Similarly, the amounts of pJAK2 and pSTAT5 have been significantly re duced in K562 cells expressing SOCS 3 or SOCS three without affecting the complete protein ranges of JAK2 and STAT5. K562 cells expressing SOCS 3 exhibited a slightly decreased level of pJAK2 but unchanged degree of pSTAT5 compared with management cells. With each other, these experiments demon strated that Bcr Abl dependent tyrosine phosphorylation of SOCS one and SOCS 3 coincided together with the activation of JAK2 and STAT5 in K562 leukemic cells. Disrupting the Tyrosine Phosphorylation of SOCS 1 or SOCS three Sensitizes K562 Cells to Undergo Apoptosis Simply because activation of JAK2 and STAT5 was inhibited by disrupting the tyrosine phosphorylation of SOCS one or SOCS 3 and given that ac tivation of JAK2/STAT5 signaling contributes to elevated cell survival, we hypothesized that decreasing the levels of tyrosine phosphorylated SOCS one or SOCS three might sensitize K562 cells to undergo apoptosis in response to drug therapy.
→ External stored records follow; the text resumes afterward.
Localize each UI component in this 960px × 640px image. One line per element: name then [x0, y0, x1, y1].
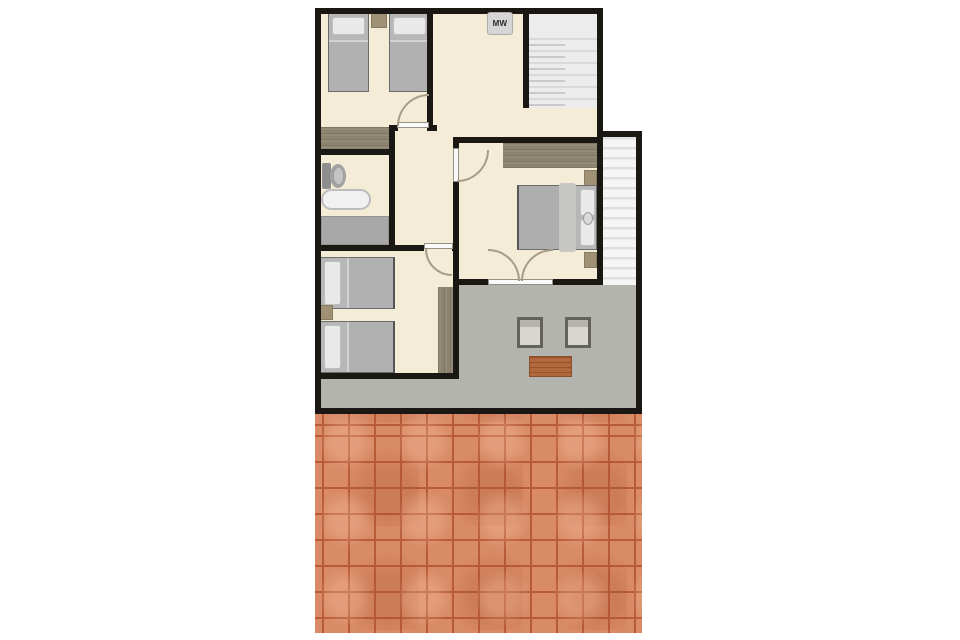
microwave-label: MW	[487, 12, 513, 35]
bedroom2-wall-top	[453, 137, 603, 143]
terrace-chair-2	[565, 317, 591, 348]
exterior-wall-top	[315, 8, 603, 14]
single-bed-1	[328, 12, 369, 92]
external-staircase	[603, 137, 636, 285]
cushion	[583, 212, 593, 225]
double-bed	[517, 185, 597, 250]
terrace-strip	[321, 379, 459, 408]
wardrobe	[503, 143, 597, 168]
nightstand	[371, 12, 387, 28]
floor-plan-canvas: MW	[0, 0, 960, 640]
terrace	[459, 285, 636, 408]
bathroom-wall	[389, 125, 395, 251]
bed-throw	[559, 183, 576, 252]
microwave-text: MW	[493, 19, 508, 28]
pillow	[332, 17, 365, 35]
nightstand	[584, 170, 597, 186]
bathroom-wall-top	[315, 149, 395, 155]
nightstand	[584, 252, 597, 268]
nightstand	[320, 305, 333, 320]
exterior-wall-left	[315, 8, 321, 414]
bathtub-icon	[321, 189, 371, 210]
blanket	[347, 258, 393, 308]
pillow	[324, 261, 341, 305]
pillow	[393, 17, 426, 35]
toilet-seat	[334, 168, 343, 184]
wardrobe	[438, 287, 453, 373]
blanket	[347, 322, 393, 372]
wardrobe	[321, 127, 389, 149]
shower-tray	[321, 216, 389, 245]
single-bed-2	[389, 12, 430, 92]
single-bed-4	[320, 321, 395, 373]
hall-wall-stub	[315, 245, 424, 251]
staircase-steps-inner	[529, 44, 565, 108]
exterior-wall-right-lower	[636, 131, 642, 414]
exterior-wall-right-upper	[597, 8, 603, 285]
chair-back	[568, 320, 588, 327]
stairs-wall	[523, 8, 529, 108]
bedroom3-wall	[453, 285, 459, 379]
tiled-patio	[315, 414, 642, 633]
terrace-wall-stub	[553, 279, 603, 285]
bedroom3-wall-bottom	[315, 373, 459, 379]
blanket	[390, 40, 429, 91]
blanket	[329, 40, 368, 91]
chair-back	[520, 320, 540, 327]
bedroom2-wall	[453, 182, 459, 285]
coffee-table	[529, 356, 572, 377]
pillow	[324, 325, 341, 369]
terrace-chair-1	[517, 317, 543, 348]
single-bed-3	[320, 257, 395, 309]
As shown in Figure 6A, 77. 5% of K562 cells expressing GFP manage and 64. 4% of cells expressing SOCS one remained viable immediately after therapy with etoposide for 48 hours under our culture situation. Even so, only 33. 8% of K562 cells ex pressing SOCS one and 21. 7% of cells hop over to these guys expressing SOCS one were viable under the same culture disorders. As expected, 70. 4% of cells expressing SOCS three remained viable just after treatment with etoposide for 48 hours, which was comparable to that of management cells. Strikingly, only 28. 7% of K562 cells expressing SOCS three were viable, whereas 63. 4% of K562 cells expressing SOCS 3 were viable beneath the exact same condi tions. Collectively, these information indicate that disrupting the tyrosine phosphorylation of SOCS 1 or SOCS 3 sensitizes K562 cells to undergo apoptosis.
Former price MLN9708 studies have suggested that inefficient apoptotic signaling in Bcr Abl transformed cells could possibly be attributed towards the STAT5 dependent expression of antiapoptotic Bcl XL protein. As a result, we rea soned that increased apoptosis of K562 cells expressing SOCS mu tants presented above was possible as a consequence of impaired expression of Bcl XL. To test this likelihood, we examined the amounts of Bcl XL and Bcl 2 in K562 cell lines stably expressing GFP handle, SOCS 1, SOCS three, or their mutants. Indeed, we observed that the level of Bcl XL significantly decreased in K562 cells expressing SOCS one, SOCS 1, SOCS 3, or SOCS three com pared with these in cells expressing wild variety SOCS proteins or GFP alone. In contrast, no major

improvements in protein expression of Bcl 2 were observed in cells expressing these SOCS mutants. Selective Mutation of Tyrosine Phosphorylation Web-sites of SOCS one or SOCS 3 Thoroughly Blocks Tumor Formation Attributable to K562 Cells in Mouse Model A vital extension of our hypothesis was to set up no matter whether tyrosine phosphorylation of SOCS one or SOCS 3 is needed for Bcr Abl induced tumorigensis.